Mientras tanto, en el orden interno, crecía el descontento contra la
dictadura de Vargas. En 1945, un grupo de propietarios de periódicos
presionó al presidente para suprimir la censura en la imprenta. El
28 de febrero, el gobierno convoca a elecciones para el año siguiente
y en forma gradual, se eliminan todas las restricciones a la actividad política
y en abril se otorga la amnistía a todos los presos políticos,
inclusive a los comunistas. A pesar de la convocatoria a elecciones, crecía
el temor de que Vargas pretendiese quedar en el gobierno indefinidamente.
En octubre de 1945, un golpe militar obliga a vargas a renunciar y nombra
a José Linhares, entonces presidente del Supremo Tribunal Federal,
como presidente provisorio. En diciembre se realizan las elecciones que consagran
al ex Ministro de Guerra, Euricio Gaspar Dutra, como nuevo presidente. El
Congreso, nuevamente electo, redactó una nueva constitución
que fue aprobada en septiembre de 1946.
En 1947, la ciudad de Petrópolis fue sede de la Conferencia Panamericana
para el Mantenimiento de la Paz y la Seguridad; fruto de esta Conferencia
es el Tratado Interamericano De Asistencia Recíproca, firmado por Brasil
en el mes de septiembre. El tratado establecía la defensa recíproca
de los países firmantes contra cualquier agresión armada directa
a cualquier país miembro.
Ya en 1947, en plena Guerra Fría, una revista rusa publica un artículo
en el cual el presidente Dutra es mostrado como una marioneta del gobierno
norteamericano, lo cual determina el fin de las relaciones diplomáticas
entre Brasil y la URRS. Pocos meses después, el Legislativo decide
revocar los mandatos de todos los comunistas del Parlamento: un senador y
catorce diputados fueron apartados de sus cargos.

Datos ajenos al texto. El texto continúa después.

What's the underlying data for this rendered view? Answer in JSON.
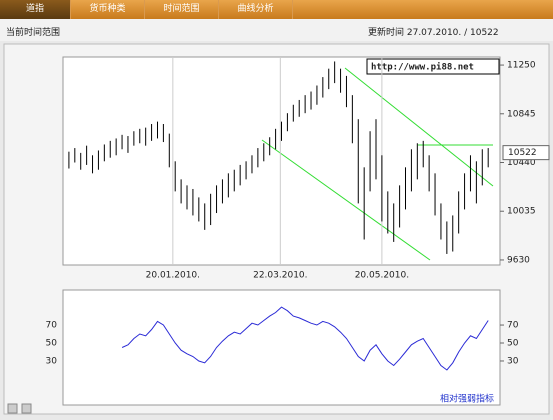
{
  "tabs": [
    "道指",
    "货币种类",
    "时间范围",
    "曲线分析"
  ],
  "range_label": "当前时间范围",
  "update_label": "更新时间 27.07.2010. / 10522",
  "chart_data": [
    {
      "type": "range",
      "watermark": "http://www.pi88.net",
      "color": "#000000",
      "last_value": 10522,
      "high": [
        10530,
        10560,
        10520,
        10580,
        10500,
        10540,
        10590,
        10620,
        10640,
        10670,
        10660,
        10700,
        10720,
        10730,
        10760,
        10780,
        10760,
        10680,
        10450,
        10300,
        10250,
        10220,
        10150,
        10100,
        10180,
        10250,
        10300,
        10350,
        10380,
        10420,
        10450,
        10500,
        10560,
        10600,
        10650,
        10720,
        10780,
        10850,
        10920,
        10960,
        11000,
        11030,
        11080,
        11150,
        11220,
        11280,
        11220,
        11160,
        11000,
        10800,
        10400,
        10700,
        10800,
        10500,
        10200,
        10100,
        10250,
        10400,
        10550,
        10600,
        10620,
        10500,
        10350,
        10100,
        9950,
        10000,
        10200,
        10350,
        10500,
        10450,
        10550,
        10560
      ],
      "low": [
        10390,
        10440,
        10380,
        10420,
        10350,
        10380,
        10450,
        10480,
        10500,
        10550,
        10520,
        10580,
        10600,
        10580,
        10620,
        10640,
        10610,
        10400,
        10200,
        10100,
        10050,
        10000,
        9950,
        9880,
        9920,
        10020,
        10100,
        10150,
        10200,
        10250,
        10300,
        10350,
        10400,
        10450,
        10500,
        10550,
        10620,
        10700,
        10780,
        10820,
        10850,
        10880,
        10920,
        10980,
        11050,
        11100,
        11020,
        10900,
        10600,
        10100,
        9800,
        10200,
        10300,
        9950,
        9850,
        9780,
        9900,
        10050,
        10200,
        10300,
        10400,
        10200,
        10000,
        9800,
        9680,
        9700,
        9850,
        10050,
        10200,
        10100,
        10250,
        10400
      ],
      "xlim": [
        -1,
        73
      ],
      "xticks": [
        {
          "value": 17.6,
          "label": "20.01.2010."
        },
        {
          "value": 35.8,
          "label": "22.03.2010."
        },
        {
          "value": 53,
          "label": "20.05.2010."
        }
      ],
      "ylim": [
        9588,
        11317
      ],
      "yticks": [
        11250,
        10845,
        10440,
        10035,
        9630
      ]
    },
    {
      "type": "line",
      "title": "相对强弱指标",
      "color": "#2b2bd6",
      "values": [
        null,
        null,
        null,
        null,
        null,
        null,
        null,
        null,
        null,
        45,
        48,
        55,
        60,
        58,
        65,
        74,
        70,
        60,
        50,
        42,
        38,
        35,
        30,
        28,
        35,
        45,
        52,
        58,
        62,
        60,
        66,
        72,
        70,
        75,
        80,
        84,
        90,
        86,
        80,
        78,
        75,
        72,
        70,
        74,
        72,
        68,
        62,
        55,
        45,
        35,
        30,
        42,
        48,
        38,
        30,
        25,
        32,
        40,
        48,
        52,
        55,
        45,
        35,
        25,
        20,
        28,
        40,
        50,
        58,
        55,
        65,
        75
      ],
      "xlim": [
        -1,
        73
      ],
      "ylim": [
        -19,
        109
      ],
      "yticks": [
        70,
        50,
        30
      ]
    }
  ]
}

En 1950 se convoca nuevamente a elecciones. Getúlio Vargas derrota
abrumadoramente a los dos candidatos rivales y asume la presidencia en enero
de 1951. El nuevo presidente formó un gabinete de coalición,
con representantes de todos los partidos mayoritarios. Se tomaron medidas
inmediatas para equilibrar el presupuesto nacional y se desenvolvió
un programa para reducir el costo de vida, aumentar los salarios y ampliar
las reformas sociales. A pesar de ello, la inflación y el alto costo
de vida, continuaban dominando la escena.
Por otro lado, aumentaban constantemente las actividades clandestinas de los
comunistas y del nacionalismo, que culminan con la campaña Nuestro
Petróleo, que obligó al gobierno a nacionalizar dicho producto,
en septiembre de 1952. En síntesis, el programa de austeridad del gobierno
motivó serias críticas de los conservadores contrarios a Vargas.

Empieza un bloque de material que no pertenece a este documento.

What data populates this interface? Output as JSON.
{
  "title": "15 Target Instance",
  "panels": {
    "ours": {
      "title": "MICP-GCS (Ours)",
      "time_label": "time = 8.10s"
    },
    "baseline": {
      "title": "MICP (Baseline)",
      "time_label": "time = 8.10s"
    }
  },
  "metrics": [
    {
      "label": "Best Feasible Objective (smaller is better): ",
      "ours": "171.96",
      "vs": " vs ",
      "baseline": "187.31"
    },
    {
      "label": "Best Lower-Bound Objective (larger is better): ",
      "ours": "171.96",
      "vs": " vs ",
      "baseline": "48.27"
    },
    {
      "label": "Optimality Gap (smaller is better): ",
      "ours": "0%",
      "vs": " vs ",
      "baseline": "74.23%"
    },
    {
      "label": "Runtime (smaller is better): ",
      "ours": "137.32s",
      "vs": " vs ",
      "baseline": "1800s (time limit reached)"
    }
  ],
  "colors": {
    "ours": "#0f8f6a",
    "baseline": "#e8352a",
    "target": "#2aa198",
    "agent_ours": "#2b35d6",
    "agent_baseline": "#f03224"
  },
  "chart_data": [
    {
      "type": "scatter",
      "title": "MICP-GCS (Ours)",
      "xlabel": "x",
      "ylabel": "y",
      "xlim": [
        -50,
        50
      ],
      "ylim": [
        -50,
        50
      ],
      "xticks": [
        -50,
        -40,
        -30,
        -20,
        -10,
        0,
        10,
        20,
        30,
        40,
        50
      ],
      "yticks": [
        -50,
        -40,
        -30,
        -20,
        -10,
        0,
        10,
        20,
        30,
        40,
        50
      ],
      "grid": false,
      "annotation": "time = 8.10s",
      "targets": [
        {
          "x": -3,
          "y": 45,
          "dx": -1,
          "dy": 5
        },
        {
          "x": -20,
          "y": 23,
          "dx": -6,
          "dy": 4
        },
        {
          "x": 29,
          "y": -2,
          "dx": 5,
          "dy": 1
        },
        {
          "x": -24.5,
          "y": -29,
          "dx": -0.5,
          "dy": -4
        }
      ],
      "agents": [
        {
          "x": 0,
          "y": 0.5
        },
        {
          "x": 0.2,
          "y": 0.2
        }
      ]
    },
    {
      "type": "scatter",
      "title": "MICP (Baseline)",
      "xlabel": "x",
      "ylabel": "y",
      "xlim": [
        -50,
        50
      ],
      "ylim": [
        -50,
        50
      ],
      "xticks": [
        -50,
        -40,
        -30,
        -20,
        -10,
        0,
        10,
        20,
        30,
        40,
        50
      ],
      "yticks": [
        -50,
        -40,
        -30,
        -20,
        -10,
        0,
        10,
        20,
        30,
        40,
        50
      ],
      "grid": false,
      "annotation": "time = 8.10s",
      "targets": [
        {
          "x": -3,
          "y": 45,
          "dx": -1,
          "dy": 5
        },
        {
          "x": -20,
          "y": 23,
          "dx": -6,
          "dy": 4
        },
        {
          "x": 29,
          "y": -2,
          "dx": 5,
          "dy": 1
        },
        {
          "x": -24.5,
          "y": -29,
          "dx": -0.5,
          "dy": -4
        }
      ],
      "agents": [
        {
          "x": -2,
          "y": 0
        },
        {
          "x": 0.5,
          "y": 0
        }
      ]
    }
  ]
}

En agosto de 1954, durante las elecciones parlamentarias el mayor Rubem Vaz,
quien ejercía a custodia del periodista Carlos Lacerda, fue asesinado
en un confuso episodio que pasó a la historia como Atentado de la Toneleros.

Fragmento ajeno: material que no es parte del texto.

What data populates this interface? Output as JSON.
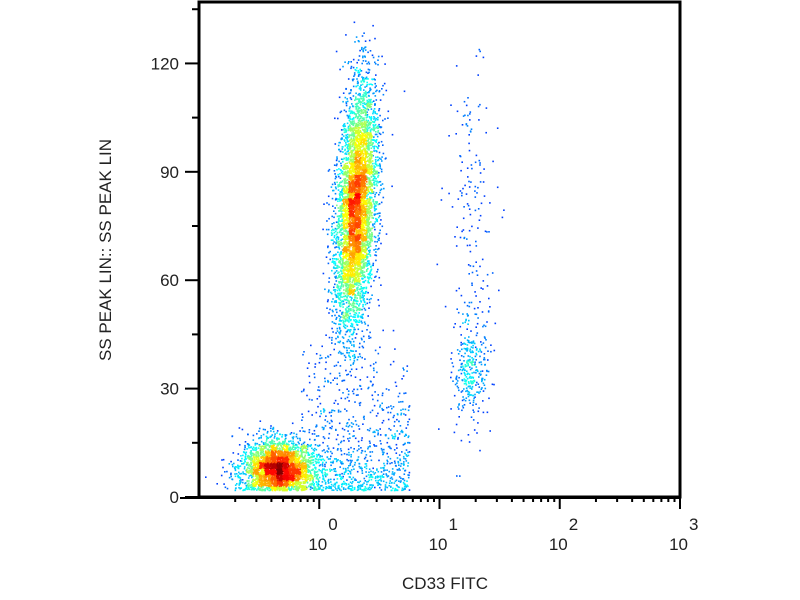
{
  "chart_data": {
    "type": "scatter",
    "subtype": "flow-cytometry density dot plot",
    "xlabel": "CD33 FITC",
    "ylabel": "SS PEAK LIN:: SS PEAK LIN",
    "xscale": "log",
    "xlim": [
      0.1,
      1000
    ],
    "ylim": [
      0,
      137
    ],
    "x_ticks": [
      {
        "base": "10",
        "exp": "0",
        "value": 1
      },
      {
        "base": "10",
        "exp": "1",
        "value": 10
      },
      {
        "base": "10",
        "exp": "2",
        "value": 100
      },
      {
        "base": "10",
        "exp": "3",
        "value": 1000
      }
    ],
    "y_ticks": [
      {
        "label": "0",
        "value": 0
      },
      {
        "label": "30",
        "value": 30
      },
      {
        "label": "60",
        "value": 60
      },
      {
        "label": "90",
        "value": 90
      },
      {
        "label": "120",
        "value": 120
      }
    ],
    "grid": false,
    "colormap": "jet (density: blue low → red high)",
    "populations": [
      {
        "x_center": 0.45,
        "y_center": 8,
        "x_log_sd": 0.15,
        "y_sd": 4,
        "relative_count": 3000
      },
      {
        "x_center": 2.0,
        "y_center": 80,
        "x_log_sd": 0.08,
        "y_sd": 17,
        "relative_count": 5200
      },
      {
        "x_center": 18,
        "y_center": 35,
        "x_log_sd": 0.07,
        "y_sd": 7,
        "relative_count": 300
      },
      {
        "x_center": 18,
        "y_center": 75,
        "x_log_sd": 0.1,
        "y_sd": 25,
        "relative_count": 180
      },
      {
        "x_center": 2.0,
        "y_center": 12,
        "x_log_sd": 0.35,
        "y_sd": 8,
        "relative_count": 900
      }
    ]
  }
}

El incidente afectó de lleno al Palacio de Catete, sede del Gobierno:
comandos militares obligaron a Vargas a renunciar. En las primeras horas de
la madrugada del 24 de agosto, Vargas entregó el poder al vicepresidente
Joao Café Filho y, pocas horas después, se suicidó.
Juscelino Kubitscheck, consiguió el apoyo de los seguidores de Varga
como así también el de los comunistas, y cos estos apoyos logró
imponerse en las elecciones de 1955. Desde la Presidencia, Kubitscheck anunció
un ambicioso plan económico de desarrollo quinquenal. A partir de ese
momento, el Banco de Exportación-Importación de los Estados
Unidos asumió el control de la deuda externa brasileña, que
superaba los 150 millones de dólares. Mientras tanto, eran aprobados
los planos para la construcción de la nueva capital en Brasilia.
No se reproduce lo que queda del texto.